NEWS

Board approves student investment account spending despite protests

An estimated $35 million in Student Investment Account funding, with minor adjustments in funds from the first reading a week earlier, was approved by the Salem-Keizer School Board on Tuesday. Feb. 25.

The vote followed a series of protests by audience members that the funding would be used to add support staff where more teachers were needed in order to reduce problems of unfair treatment of students by reducing class sizes.

As approved by the board, the plan calls for adding 84 licensed teachers in classrooms and 98 licensed and classified staff supporting students.

All board members, except Paul Kyllo, voted for the staff-recommended plan.

Those who spoke from the audience urged that more of the added personnel be teachers, and Kyllo agreed with them.

Superintendent Christy Perry had reminded the board of the April 15 deadline to submit the application for state funding and had recommended action at the Tuesday meeting.

Director Satya Chandragiri said the board had its first such opportunity and needed to approve it at once.

“I would like to look at this next year,” he said. “We have to start somewhere.”

Jesse Lippold, board vice chairperson, argued that the board was going to receive a limited amount of money to solve big problems.

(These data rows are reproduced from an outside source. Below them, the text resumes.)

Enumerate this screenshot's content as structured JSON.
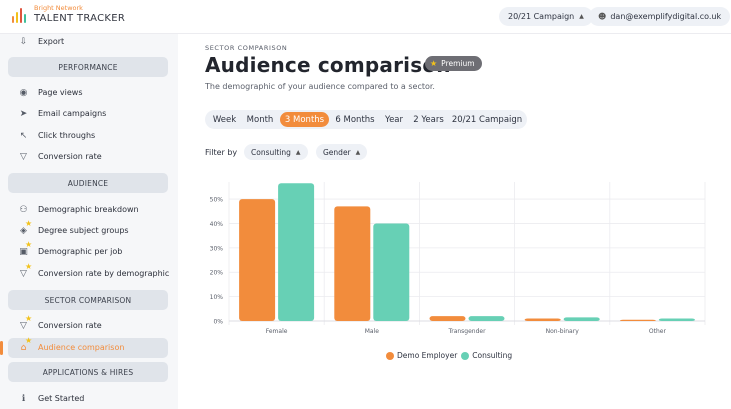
{
  "header": {
    "brand_small": "Bright Network",
    "brand_big": "TALENT TRACKER",
    "campaign_select": "20/21 Campaign",
    "user_email": "dan@exemplifydigital.co.uk"
  },
  "sidebar": {
    "export": "Export",
    "sections": {
      "performance": "PERFORMANCE",
      "audience": "AUDIENCE",
      "sector": "SECTOR COMPARISON",
      "applications": "APPLICATIONS & HIRES"
    },
    "performance_items": [
      "Page views",
      "Email campaigns",
      "Click throughs",
      "Conversion rate"
    ],
    "audience_items": [
      "Demographic breakdown",
      "Degree subject groups",
      "Demographic per job",
      "Conversion rate by demographic"
    ],
    "sector_items": [
      "Conversion rate",
      "Audience comparison"
    ],
    "applications_items": [
      "Get Started"
    ]
  },
  "main": {
    "eyebrow": "SECTOR COMPARISON",
    "title": "Audience comparison",
    "premium_badge": "Premium",
    "subtitle": "The demographic of your audience compared to a sector.",
    "ranges": [
      "Week",
      "Month",
      "3 Months",
      "6 Months",
      "Year",
      "2 Years",
      "20/21 Campaign"
    ],
    "selected_range": "3 Months",
    "filter_label": "Filter by",
    "filters": [
      "Consulting",
      "Gender"
    ]
  },
  "colors": {
    "accent": "#f28c3c",
    "demo_employer": "#f28c3c",
    "consulting": "#67d0b5"
  },
  "chart_data": {
    "type": "bar",
    "categories": [
      "Female",
      "Male",
      "Transgender",
      "Non-binary",
      "Other"
    ],
    "series": [
      {
        "name": "Demo Employer",
        "values": [
          50,
          47,
          2,
          1,
          0.5
        ]
      },
      {
        "name": "Consulting",
        "values": [
          56.5,
          40,
          2,
          1.5,
          1
        ]
      }
    ],
    "yticks": [
      "0%",
      "10%",
      "20%",
      "30%",
      "40%",
      "50%"
    ],
    "ylim": [
      0,
      57
    ],
    "grid": true,
    "legend_position": "bottom"
  }
}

Director Danielle Bethell said, “Next year, we’ll do this again with more money available than there is now.”

Breaking down the Student Investment Account, 35 percent will go for instruction and content supports for teachers, 28 percent for building-based licensed staff (teachers, counselors, and special education instructors), 13 percent for direct service to students, 12 percent for direct service to families, 9 percent for curriculum materials, 3 percent for administrative support at the district level and 1 percent for administrative support for buildings.

In other business, the board held the first reading of a transportation infrastructure proposal. Mike Wolfe, Chief Operating Officer of the district, recommended that the board authorize general obligation bonds up to $65 million to build a new transportation facility and replace 195 small and large buses. He said that the recession had forced the district to severely reduce vehicle replacement from 2009 to 2014.

Wolfe said 70 percent of the costs of the vehicle would be spread out over 10 years and 70 percent of all interest expenses related to purchased vehicles would be reimbursed annually.

The new facility, he said, would be a 33,000-square-foot area on Gaffin Road and hold the large buses, with the small ones on the current Hawthorne Avenue lot.